Industrialized food production is another side effect of US influence, and the agrobusiness industry has been a key supporter of Bolsonaro and the far right political movement. Massive soybean and sugar farmlands occupy an ever-increasing share of land in the interior of the country. The direct result of this has been deforestation and displacement of indigenous people from their lands. The Bolsonaro administration encouraged these activities and turned a blind eye to enforcement of existing laws and regulations protecting public and indigenous lands. The public agency Conab, Companhia Nacional de Abastecimento, seeks to strengthen family farming but their remit and support were severely limited by Bolsonaro, who wanted to abolish it entirely. Food prices have increased and the variety of fruits and vegetables available in large supermarkets is somewhat limited, although not as starkly as in the United States. Farmers’ markets are easy to find most days of the week, however, and offer a rich variety of products.

Political polarization is another sad example of US influence in Brazil. Brazilian people have always engaged in passionate discourse about politics, but in the years leading up to the Bolsonaro administration, polarized anger from the extreme right increased alarmingly. Bolsonaro mimicked all the moves of the hard right in the US, and reveled in being referred to as “the Trump of the Tropics” after his election as president in 2018. Many families avoid discussing politics or have had their members alienated from one another if they sit on opposite sides of the political spectrum. The intensity of feeling on the extreme right was evident in the groups camped out in front of military headquarters across the country after the election, saying Lula had not been legitimately elected (there is no evidence of this) and demanding, even praying on bended knees for Bolsonaro to be returned to power. It’s not coincidence that Bolsonaro began the “rigged elections” mantra two years before his race for reelection in 2022. The vitriol and misinformation spread like wildfire on social media and culminated in the rioters attempting to destroy buildings of all three branches of government in Brasília on January 8, 2023.
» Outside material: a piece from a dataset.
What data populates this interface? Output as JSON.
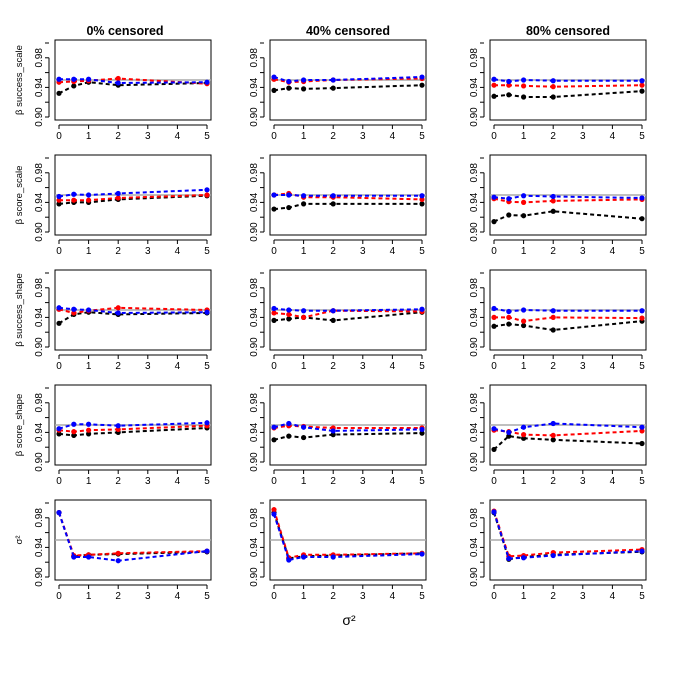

Anti-vaccine fervor is another unfortunate theme adopted by Bolsonaro from the hard right conspiracy US playbook. He pooh-poohed vaccines and promoted the use of ivermectin, an anti-parasitic, and the anti-malarial hydroxychloroquine despite there being no evidence of their effectiveness and even potential for harm. He famously said that taking the vaccine would turn you into a crocodile .Ironically and predictably, there is now reporting that Bolsonaro secretly received the vaccine himself in 2021.

Another deadly consequence of US cultural adoption is the proliferation of private individual gun ownership and firearm culture in Brazil. Bolsonaro signed many executive actions to allow the purchase of firearms, and one of his favorite gestures is the index-finger-as-pistol. He was even photographed holding a three-year-old girl in his lap and teaching her to do the revolver gesture with her hands. There are sadly many other examples. Gun ownership increased 600% during his administration. And the very worst of America’s refusal to regulate firearms is seen in the tragic shooting at a school in Espírito Santo state in November 2022, where three people were killed and eleven injured.

It wasn’t that long ago that Brazilians made fun of the United States and resisted American influence. The Brazilian tune Chiclete com Banana makes fun of Tio Sam (Uncle Sam) and warns of the risk of mistaking chewing gum for bananas. American cultural imports are now much more dangerous than chewing gum and rock’n’roll.